The S&P 500 confirmed Monday that it had fallen into a bear market, at least according to one popular metric. What, exactly, does that mean?

Here’s a breakdown on the bears and the bulls — and the criteria used to describe up and down markets.

What happened?

The S&P 500 SPX, -3.88% fell 151.23 points, or 3.9%, Monday to finish at 3,749.63, its lowest close since Jan. 29, 2021. More important, for market taxonomists, the finish was 21.8% below its record close of 4,796.56 on Jan. 3. That’s key, because a bear market is popularly defined as a drop of at least 20% from a recent peak.

See: The S&P 500 just confirmed a bear market: What investors need to know

So does that mean a bear market began Thursday? No. This is where it can get a little complicated.

According to the market-dating criteria used by Dow Jones Market Data, Thursday’s finish means that the pandemic bull market ended and the bear market began with the Jan. 3 record close. In other words, Thursday’s close instead confirmed that the large-cap U.S. benchmark has been in a bear market since almost the beginning of the year.

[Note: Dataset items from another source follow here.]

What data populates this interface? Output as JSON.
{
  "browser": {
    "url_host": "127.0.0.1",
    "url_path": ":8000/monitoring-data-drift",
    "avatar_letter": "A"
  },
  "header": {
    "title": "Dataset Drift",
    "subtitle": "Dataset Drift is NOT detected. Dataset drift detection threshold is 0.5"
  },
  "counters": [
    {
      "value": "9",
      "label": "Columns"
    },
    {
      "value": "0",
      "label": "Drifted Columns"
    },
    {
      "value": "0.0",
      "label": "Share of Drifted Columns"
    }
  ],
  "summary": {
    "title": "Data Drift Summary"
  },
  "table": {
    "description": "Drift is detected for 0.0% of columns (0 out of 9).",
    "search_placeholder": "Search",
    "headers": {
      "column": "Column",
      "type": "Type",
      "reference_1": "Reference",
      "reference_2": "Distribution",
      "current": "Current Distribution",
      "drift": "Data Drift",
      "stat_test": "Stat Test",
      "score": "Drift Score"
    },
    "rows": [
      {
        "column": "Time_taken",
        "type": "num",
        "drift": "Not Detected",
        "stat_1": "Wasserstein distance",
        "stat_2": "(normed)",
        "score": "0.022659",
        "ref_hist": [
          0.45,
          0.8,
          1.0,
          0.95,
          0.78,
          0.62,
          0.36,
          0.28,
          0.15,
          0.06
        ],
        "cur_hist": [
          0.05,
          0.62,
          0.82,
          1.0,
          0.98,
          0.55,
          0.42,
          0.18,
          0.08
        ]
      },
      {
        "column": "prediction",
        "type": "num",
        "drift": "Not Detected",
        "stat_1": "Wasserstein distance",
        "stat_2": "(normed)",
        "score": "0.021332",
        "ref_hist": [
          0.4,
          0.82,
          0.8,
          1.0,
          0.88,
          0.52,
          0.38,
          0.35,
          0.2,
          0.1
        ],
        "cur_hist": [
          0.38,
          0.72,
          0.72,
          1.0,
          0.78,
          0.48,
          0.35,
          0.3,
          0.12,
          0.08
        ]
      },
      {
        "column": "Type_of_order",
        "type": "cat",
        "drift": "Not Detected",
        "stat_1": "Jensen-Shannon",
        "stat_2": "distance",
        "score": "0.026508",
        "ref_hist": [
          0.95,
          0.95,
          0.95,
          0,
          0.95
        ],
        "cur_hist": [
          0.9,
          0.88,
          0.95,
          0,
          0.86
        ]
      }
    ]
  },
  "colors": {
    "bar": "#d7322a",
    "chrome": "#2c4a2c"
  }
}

To be sure, the criteria used to mark bull and bear markets is arbitrary. There’s no universal system. For more detail on other approaches, take a look at this archived article that examined a controversy over the start date of the post-financial-crisis bull market that died in 2020 with the onset of the COVID-19 pandemic market plunge.

When does a bear market end?

The end of a bear market is confirmed when an asset rises at least 20% from a recent low.

In other words, the S&P 500 wouldn’t exit the bear market by merely moving back within less than 20% of its Jan. 3 finish.

And again, the end of the bear market and the start of the new bull market would be backdated to the date of the low.

Why bulls and bears?

There’s a lot of market lore around the origin of the terms bull and bear, which remain rather murky.

One of the more often used explanations is that a bull on the attack swipes its horns upward, while a bear swats downward with its paws.

According to the folks at Merriam-Webster, however, it was the bear that arrived first, making its appearance in terminology around the time of the South Sea Bubble in the 18th century.

They noted a proverb advising that it wasn’t wise “to sell the bear’s skin before one has caught the bear.”

“By the 18th century, the term bearskin was being used in the phrase ‘to sell (or buy) the bearskin’ and in the name ‘bearskin jobber,’ referring to one selling the ‘bearskin,” the dictionary site said, noting that “bearskin” was quickly shortened to “bear” and was applied to stock being sold by a speculator as well as the speculator selling the stock.

According to this explanation, the term “bull” came later to refer to a speculator buying a stock in anticipation of its rise — a term that was seen as a “fitting alter ego to the bear,” according to Merriam-Webster.